The officer was transferred, four days later on August 17, to the department of power and new and renewable energy. The same day, Punjab Health Minister Balbir Singh Sidhu, withdrawing the orders issued by Aggarwal, issued a fresh letter stating that NRIs will be tested on TrueNat. Sidhu’s fresh orders, sent to the media by Moga MLA, read, “NRIs form an integral part of Punjab and their role and contribution to the society is of great value. The use of TrueNat machines will be done at the district level as per the requirements of the respective civil surgeons”.

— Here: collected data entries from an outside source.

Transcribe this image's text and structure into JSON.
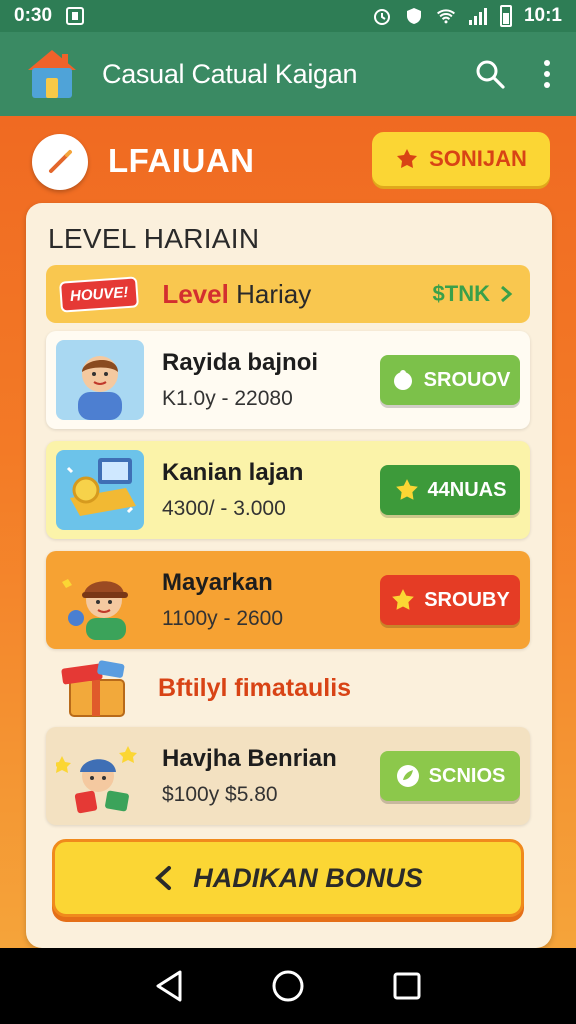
{
  "status_bar": {
    "time_left": "0:30",
    "time_right": "10:1"
  },
  "app_bar": {
    "title": "Casual Catual Kaigan"
  },
  "header": {
    "title": "LFAIUAN",
    "button_label": "SONIJAN"
  },
  "card": {
    "title": "LEVEL HARIAIN",
    "banner": {
      "badge": "HOUVE!",
      "title_red": "Level",
      "title_dark": "Hariay",
      "link": "$TNK"
    },
    "items": [
      {
        "name": "Rayida bajnoi",
        "range": "K1.0y - 22080",
        "button": "SROUOV",
        "color": "#7cc14a",
        "bg": "#fffbf2"
      },
      {
        "name": "Kanian  lajan",
        "range": "4300/ - 3.000",
        "button": "44NUAS",
        "color": "#3d9a3a",
        "bg": "#fbf3a9"
      },
      {
        "name": "Mayarkan",
        "range": "1100y - 2600",
        "button": "SROUBY",
        "color": "#e53c25",
        "bg": "#f6a233"
      }
    ],
    "gift_title": "Bftilyl fimataulis",
    "special": {
      "name": "Havjha Benrian",
      "range": "$100y  $5.80",
      "button": "SCNIOS",
      "color": "#8cc84b",
      "bg": "#f3e1c1"
    },
    "bonus_button": "HADIKAN BONUS"
  }
}
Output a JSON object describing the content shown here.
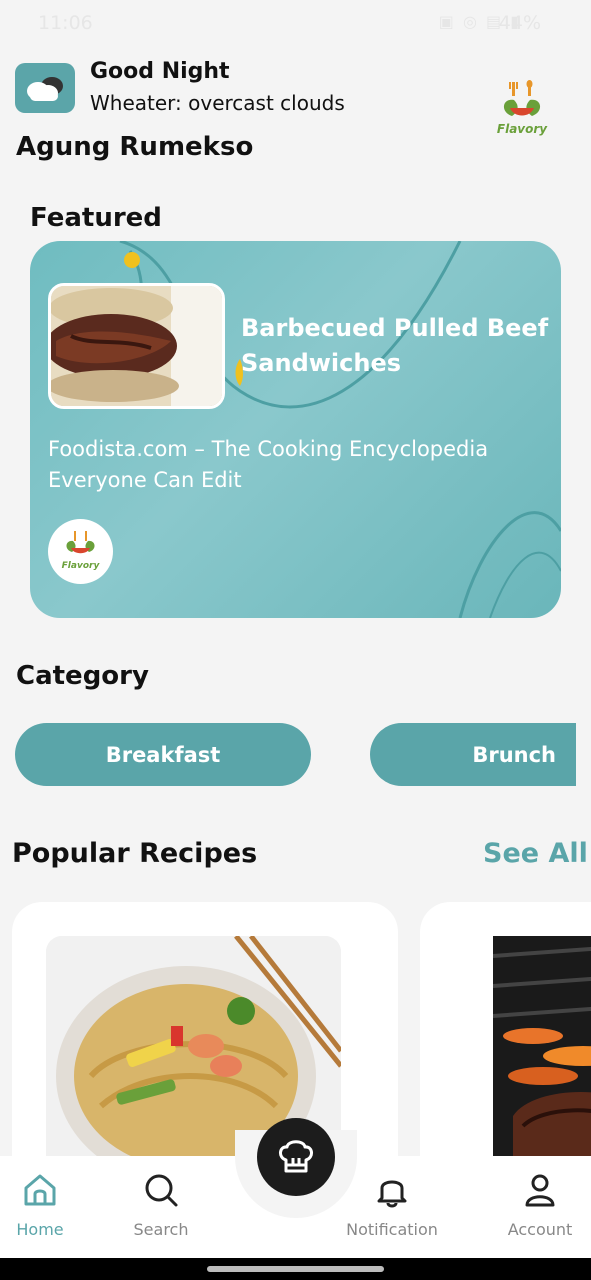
{
  "status_bar": {
    "time": "11:06",
    "battery": "44%"
  },
  "header": {
    "greeting": "Good Night",
    "weather": "Wheater: overcast clouds",
    "brand_name": "Flavory",
    "username": "Agung Rumekso"
  },
  "featured": {
    "section_title": "Featured",
    "recipe_name": "Barbecued Pulled Beef Sandwiches",
    "source": "Foodista.com – The Cooking Encyclopedia Everyone Can Edit",
    "logo_text": "Flavory"
  },
  "category": {
    "section_title": "Category",
    "items": [
      "Breakfast",
      "Brunch"
    ]
  },
  "popular": {
    "section_title": "Popular Recipes",
    "see_all": "See All"
  },
  "bottom_nav": {
    "items": [
      "Home",
      "Search",
      "Notification",
      "Account"
    ],
    "active": "Home"
  },
  "colors": {
    "accent": "#5aa5a9",
    "card_gradient_light": "#8ac8cc",
    "background": "#f4f4f4",
    "fab": "#1c1c1c"
  }
}
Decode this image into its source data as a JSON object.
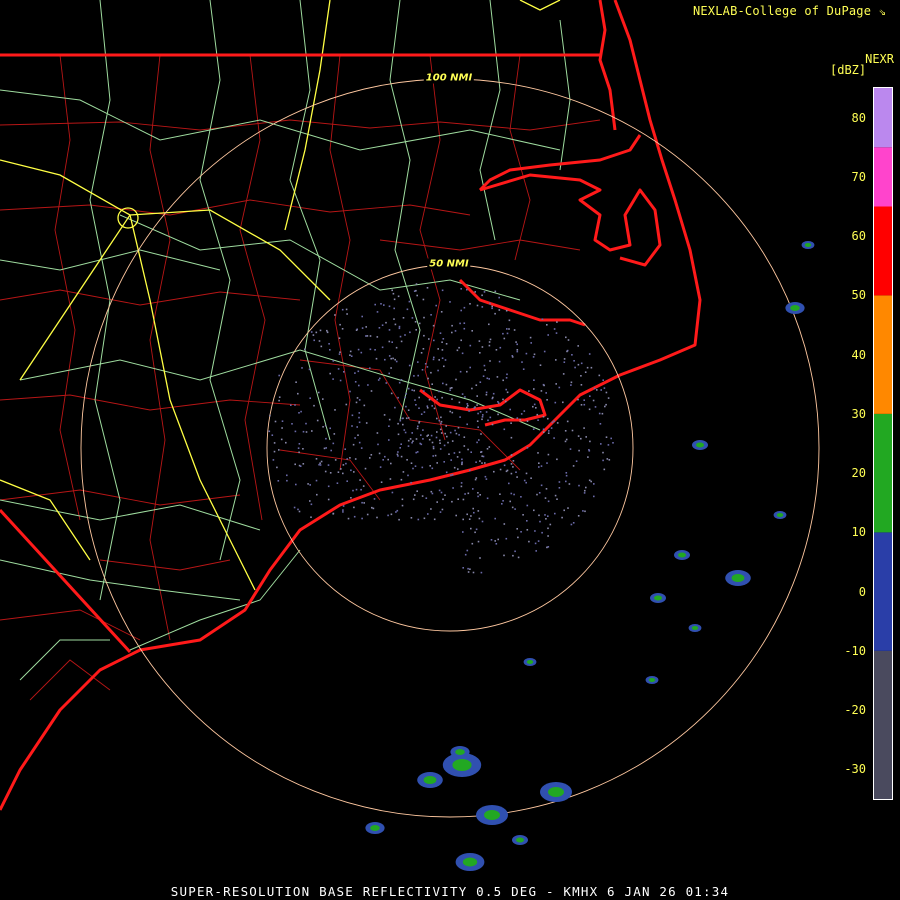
{
  "header": {
    "credit": "NEXLAB-College of DuPage ⇘",
    "product": "NEXR",
    "unit": "[dBZ]"
  },
  "range_rings": [
    {
      "label": "50 NMI"
    },
    {
      "label": "100 NMI"
    }
  ],
  "legend": {
    "ticks": [
      "80",
      "70",
      "60",
      "50",
      "40",
      "30",
      "20",
      "10",
      "0",
      "-10",
      "-20",
      "-30"
    ],
    "range_dbz": [
      -35,
      85
    ],
    "bands": [
      {
        "from": -35,
        "to": -10,
        "color": "#4a4a5e"
      },
      {
        "from": -10,
        "to": 10,
        "color": "#2a3ea8"
      },
      {
        "from": 10,
        "to": 30,
        "color": "#22a822"
      },
      {
        "from": 30,
        "to": 50,
        "color": "#ff8800"
      },
      {
        "from": 50,
        "to": 65,
        "color": "#ff0000"
      },
      {
        "from": 65,
        "to": 75,
        "color": "#ff44cc"
      },
      {
        "from": 75,
        "to": 85,
        "color": "#bb88ee"
      }
    ]
  },
  "footer": {
    "caption": "SUPER-RESOLUTION BASE REFLECTIVITY 0.5 DEG - KMHX 6 JAN 26 01:34"
  },
  "colors": {
    "background": "#000000",
    "coast_state": "#ff2020",
    "county": "#c01818",
    "highway": "#9fdc9f",
    "interstate": "#ffff44",
    "range_ring": "#ffc8a0",
    "label": "#ffff55"
  }
}
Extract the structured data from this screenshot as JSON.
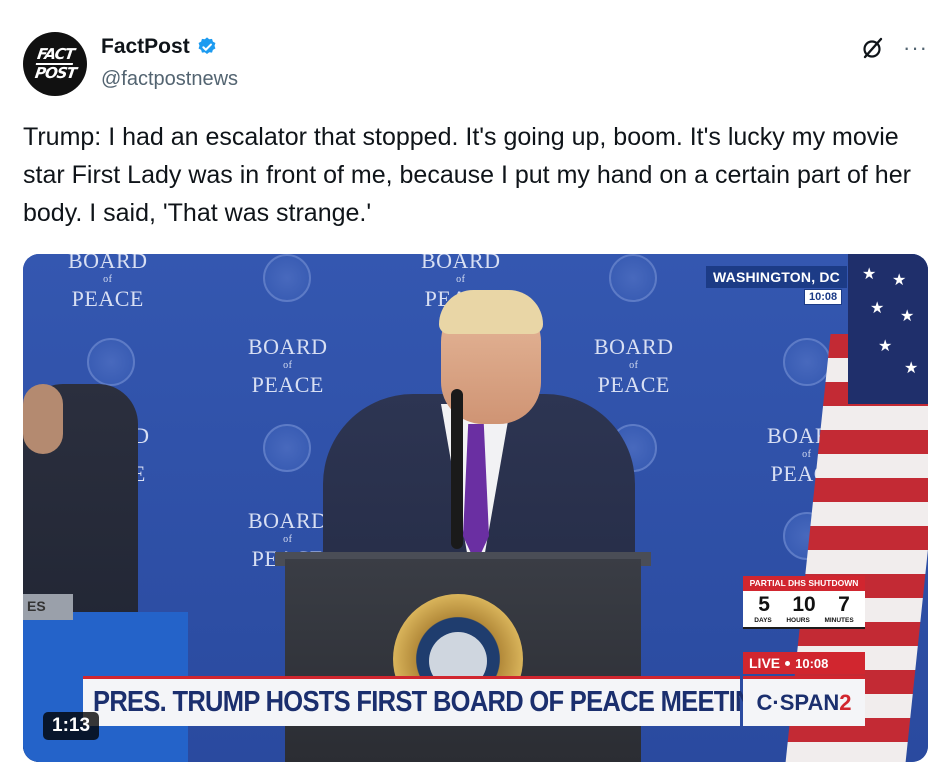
{
  "author": {
    "display_name": "FactPost",
    "handle": "@factpostnews",
    "avatar_text": [
      "FACT",
      "POST"
    ],
    "verified": true,
    "verified_color": "#1d9bf0"
  },
  "actions": {
    "grok_icon": "grok-icon",
    "more_label": "···"
  },
  "tweet": {
    "text": "Trump: I had an escalator that stopped. It's going up, boom. It's lucky my movie star First Lady was in front of me, because I put my hand on a certain part of her body. I said, 'That was strange.'"
  },
  "video": {
    "duration": "1:13",
    "backdrop_logo": {
      "line1": "BOARD",
      "line2": "of",
      "line3": "PEACE"
    },
    "dateline": "WASHINGTON, DC",
    "dateline_time": "10:08",
    "shutdown": {
      "title": "PARTIAL DHS SHUTDOWN",
      "values": [
        "5",
        "10",
        "7"
      ],
      "units": [
        "DAYS",
        "HOURS",
        "MINUTES"
      ]
    },
    "live": {
      "label": "LIVE",
      "time": "10:08"
    },
    "chyron": "PRES. TRUMP HOSTS FIRST BOARD OF PEACE MEETING",
    "network": {
      "prefix": "C·SPAN",
      "suffix": "2"
    },
    "table_plate": "ES",
    "colors": {
      "backdrop": "#2f4fa8",
      "chyron_text": "#1b2f6e",
      "network_red": "#d1262f"
    }
  }
}
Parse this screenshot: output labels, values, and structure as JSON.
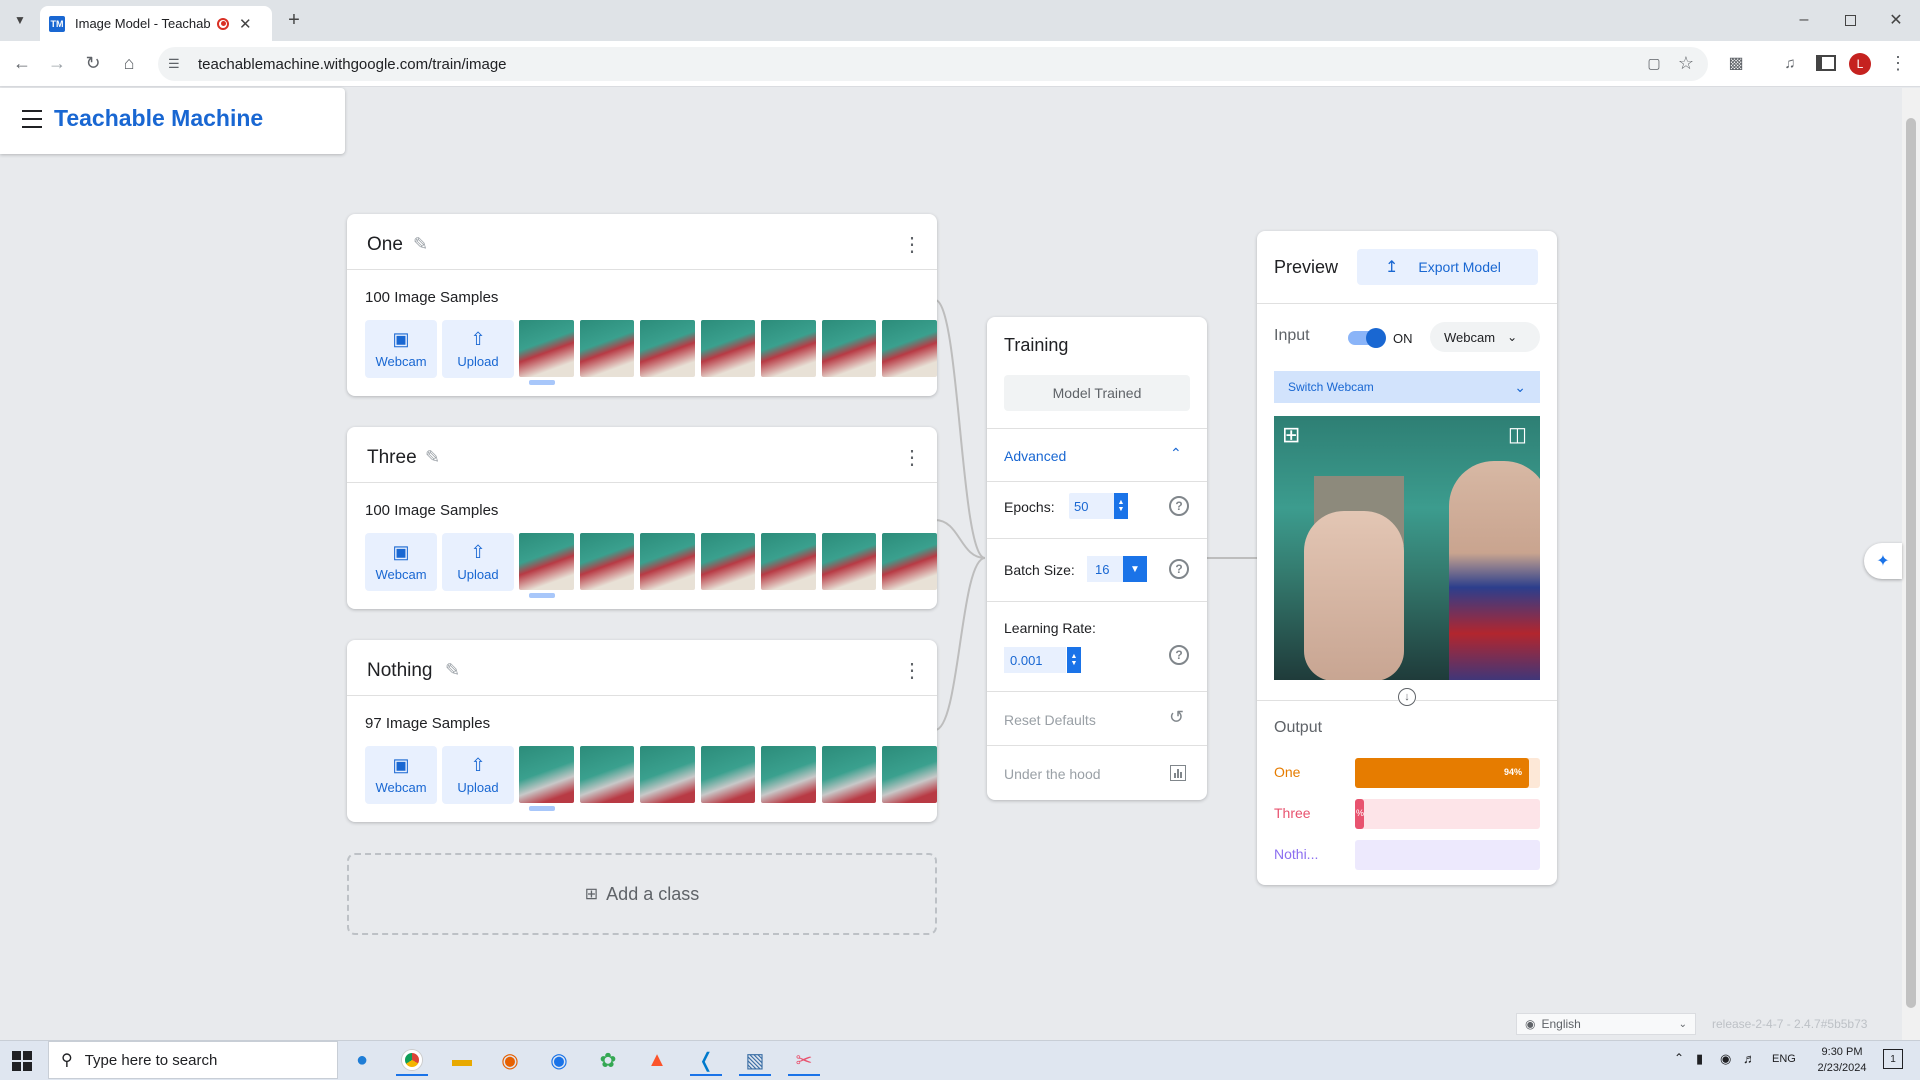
{
  "browser": {
    "tab_title": "Image Model - Teachable M",
    "tab_favicon": "TM",
    "url": "teachablemachine.withgoogle.com/train/image",
    "profile_initial": "L"
  },
  "header": {
    "title": "Teachable Machine"
  },
  "classes": [
    {
      "name": "One",
      "samples": "100 Image Samples",
      "webcam": "Webcam",
      "upload": "Upload"
    },
    {
      "name": "Three",
      "samples": "100 Image Samples",
      "webcam": "Webcam",
      "upload": "Upload"
    },
    {
      "name": "Nothing",
      "samples": "97 Image Samples",
      "webcam": "Webcam",
      "upload": "Upload"
    }
  ],
  "add_class": "Add a class",
  "training": {
    "title": "Training",
    "status_button": "Model Trained",
    "advanced": "Advanced",
    "epochs_label": "Epochs:",
    "epochs_value": "50",
    "batch_label": "Batch Size:",
    "batch_value": "16",
    "lr_label": "Learning Rate:",
    "lr_value": "0.001",
    "reset": "Reset Defaults",
    "under_hood": "Under the hood"
  },
  "preview": {
    "title": "Preview",
    "export": "Export Model",
    "input_label": "Input",
    "toggle_state": "ON",
    "source": "Webcam",
    "switch_webcam": "Switch Webcam",
    "output_label": "Output",
    "outputs": [
      {
        "label": "One",
        "percent": 94,
        "percent_text": "94%",
        "color": "#e67c00",
        "track": "#fde8d7"
      },
      {
        "label": "Three",
        "percent": 5,
        "percent_text": "%",
        "color": "#e8536f",
        "track": "#fde4e8"
      },
      {
        "label": "Nothi...",
        "percent": 0,
        "percent_text": "",
        "color": "#8c6ff0",
        "track": "#ede9fd"
      }
    ]
  },
  "footer": {
    "language": "English",
    "release": "release-2-4-7 - 2.4.7#5b5b73"
  },
  "taskbar": {
    "search_placeholder": "Type here to search",
    "lang": "ENG",
    "time": "9:30 PM",
    "date": "2/23/2024",
    "notifications": "1"
  },
  "colors": {
    "brand": "#1967d2",
    "accent_blue": "#1a73e8"
  }
}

In an accompanying statement, Moga MLA took the the credit for health minister’s order. “Saadi mehnat leyaai rang (Our hard work has bore fruit),” he said. In a fresh statement on Wednesday, he ‘thanked’ Chief Minister Amarinder Singh for “allowing TrueNat testing for NRIs” and said that “Punjabi diaspora from across world is sending him congratulatory messages” for this decision by Congress government.

What is the current criteria for TrueNat testing?

Moga civil surgeon Dr Bajwa says, “We have received fresh orders by the minister via WhatsApp, not officially. We are giving preference to needy/emergency cases for TrueNat testing. We will accommodate NRIs as per situation.”